The final 20 minutes of last year’s grand final, in the Swiss city of Basle, was excruciating. After the votes of the 37 participating national juries were read out, Israel was in joint 14th place. The Eurovision hardcore, though not averse to backing Israeli songs to victory as recently as 2018, had not especially championed this one, and the juries agreed, with the Irish panel being one of just 14 to give Israel any points.

But it wasn’t out of contention. The public vote from each country is announced as a single, pooled number, which can lead to wild changes in fortune. In 2016, the year this factor was introduced, it delivered a real WTF moment, and the system remains a work of genius from a live-television perspective.

In 2025, however, such climactic drama inevitably acquired a sickening edge for viewers unable to square Israel’s actions in Gaza with the participation of Kan, the Israeli broadcaster, in an event with a heart-shaped logo.

Because it was so low down the leader board, Israel’s public total was revealed well before that of the jury leaders. A whopping 297 points from the public meant it leapfrogged its way to provisional first place, with a combined score of 357. There it stayed for ages. “Has Israel snuck a win?” Graham Norton wondered on the BBC.

Israeli singer Yuval Raphael during the grand final of the Eurovision Song Contest 2025. Photograph: Fabrice Coffrini/GettyIsraeli singer Yuval Raphael during the grand final of the Eurovision Song Contest 2025. Photograph: Fabrice Coffrini/Getty

Its entrant, Yuval Raphael, made it to the final split screen with the jury-vote leader, JJ of Austria, who was on 258 points and needed 100 points or more from the public to eclipse Raphael’s total. “This is quite tense,” Norton said. Over on RTÉ, Marty Whelan was sharing his anxiety with the audience. The Swiss host broadcaster milked the moment.

With a little maths, viewers at home could have worked out before the big reveal that Austria was home and dry. The number of points is finite, and they must all be allocated. Each participating country has 58 to distribute (the sum of 1-8, 10 and 12), while there is also a “rest of world” vote that counts as one country.

This meant that in 2025 the public vote had a total of 2,204 points (58 x 38) to distribute. Totting them up as they were awarded would have shown that 178 were left for Austria.

Fintan O’Toole: Eurovision glitz is part of Israel’s claim to be European – and that mattersOpens in new window ]

For the European Broadcasting Union, the moment of maximum nerve-jangling probably came earlier in the week, when Israel topped the vote in its semi-final and became an unexpectedly serious contender.
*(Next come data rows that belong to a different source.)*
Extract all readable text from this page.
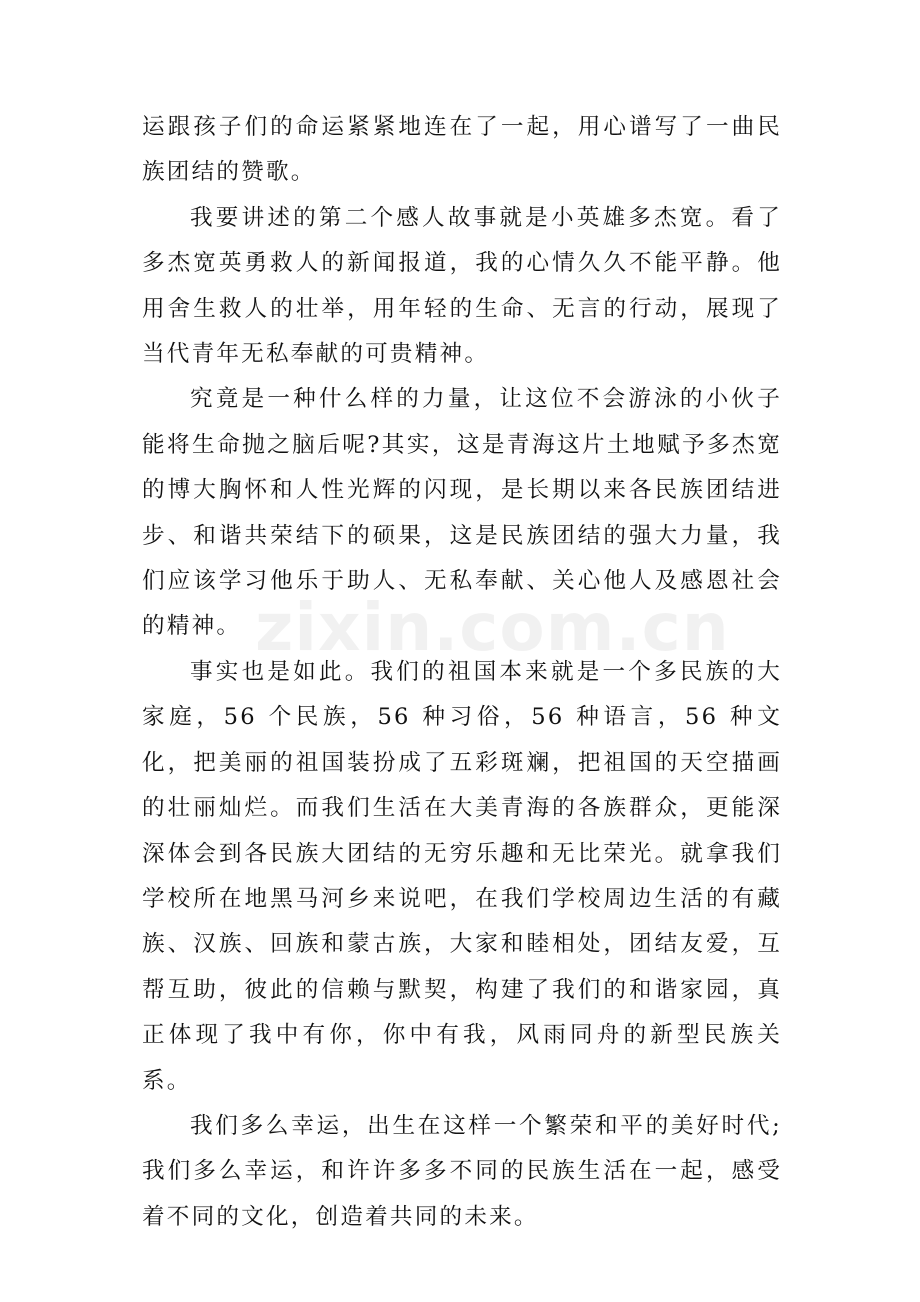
运跟孩子们的命运紧紧地连在了一起，用心谱写了一曲民族团结的赞歌。

我要讲述的第二个感人故事就是小英雄多杰宽。看了多杰宽英勇救人的新闻报道，我的心情久久不能平静。他用舍生救人的壮举，用年轻的生命、无言的行动，展现了当代青年无私奉献的可贵精神。

究竟是一种什么样的力量，让这位不会游泳的小伙子能将生命抛之脑后呢?其实，这是青海这片土地赋予多杰宽的博大胸怀和人性光辉的闪现，是长期以来各民族团结进步、和谐共荣结下的硕果，这是民族团结的强大力量，我们应该学习他乐于助人、无私奉献、关心他人及感恩社会的精神。

事实也是如此。我们的祖国本来就是一个多民族的大家庭，56 个民族，56 种习俗，56 种语言，56 种文化，把美丽的祖国装扮成了五彩斑斓，把祖国的天空描画的壮丽灿烂。而我们生活在大美青海的各族群众，更能深深体会到各民族大团结的无穷乐趣和无比荣光。就拿我们学校所在地黑马河乡来说吧，在我们学校周边生活的有藏族、汉族、回族和蒙古族，大家和睦相处，团结友爱，互帮互助，彼此的信赖与默契，构建了我们的和谐家园，真正体现了我中有你，你中有我，风雨同舟的新型民族关系。

我们多么幸运，出生在这样一个繁荣和平的美好时代;我们多么幸运，和许许多多不同的民族生活在一起，感受着不同的文化，创造着共同的未来。

zixin.com.cn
Many regard Eurovision’s move since then to tighten its rules as a response to Israel’s performance in the public vote in 2025. What the competition’s director, Martin Green, referred to as “a little fear that we’re seeing some undue promotion, particularly by third parties, perhaps governments” – he didn’t single out Israel – has prompted the contest to reduce the maximum number of votes fans can cast to 10, down from 20.

Juries will also return to the semi-finals, which the public alone has decided since the discovery of “irregular voting patterns” in the scores awarded by six juries – those of Azerbaijan, Georgia, Montenegro, Poland, Romania and San Marino – in 2022.

The organisers have pledged to “strengthen monitoring of suspicious patterns” and banned campaigns by third parties, including governments and government agencies.

This apparent clampdown makes it harder for any one entity to engineer a triumph-snatching mass-voting exercise. But it obviously doesn’t make such a strategy impossible. If Israel and pro-Israel voters across Europe are determined to win this year, they can still do it – something that participating member countries of the European Broadcasting Union will have to live with if it comes to pass.

So, as RTÉ sits this one out, the 35 broadcaster delegations already in Vienna for the 70th Eurovision Song Contest will have found an organisation, and a city, on high alert. “Disunited by music” is more like it.